JCG : J'ai attiré votre attention sur les poèmes érotiques de Mallarmé, ignorés en tant que tel. " A la nue accablante tu" a donc désormais la parole, grâce à vous. Comment l'entendez-vous, cette parole poétique qui ne dit pas les choses comme les autres et qui dit aussi ce qu'elles sont, comme aucune image ne le montrera et l'expliquera ? L'audace est donc par vous recommandée, obligatoire ?
RS : Nous voulons conférer à Stupre un caractère culturel. Au-delà du côté agréable de l'érotisme, le but était aussi de permettre des découvertes ou des redécouvertes. Nous voulons que les gens ouvrent les yeux et découvrent le monde dans ses sous-entendus érotiques, ce qui est le propre du poème de Mallarmé. Nous nous focalisons sur le sous-entendu contre la pornographie placardée sur les murs. Pour être sincère la poésie n'est pas notre spécialité mais appréhender un texte avec un nouveau regard est notre principal intérêt.
JCG : "Stupre", maintenant, dans six mois, six ans, ce sera, ce serait ? quels thèmes ? ...

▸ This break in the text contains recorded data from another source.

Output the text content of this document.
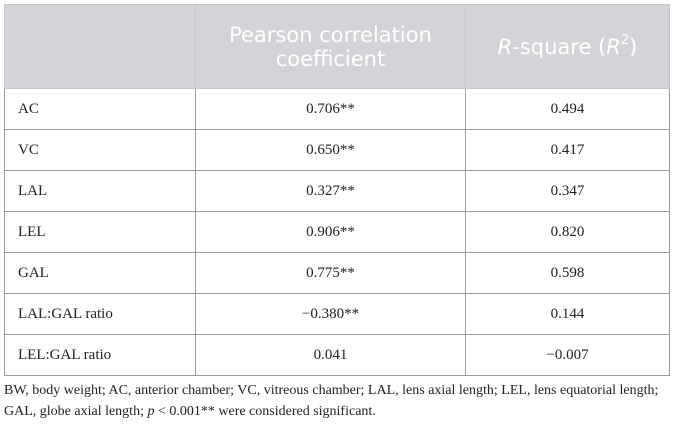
	Pearson correlation coefficient	R-square $(R^2)$
AC	0.706**	0.494
VC	0.650**	0.417
LAL	0.327**	0.347
LEL	0.906**	0.820
GAL	0.775**	0.598
LAL:GAL ratio	−0.380**	0.144
LEL:GAL ratio	0.041	−0.007
BW, body weight; AC, anterior chamber; VC, vitreous chamber; LAL, lens axial length; LEL, lens equatorial length; GAL, globe axial length; p < 0.001** were considered significant.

RS : Stupre c'est deux fois par an. Nous clôturons donc l'appel à contribution le premier juin afin de sortir un prochain numéro pour la rentrée littéraire de septembre. Le thème est " sur la table ". Le prochain Stupre sera donc culinaire, un plaisir pour l'intellect et pour les papilles. Pour la suite, Stupre évoluera en fonction des possibilités qui ne manqueront pas d'arriver.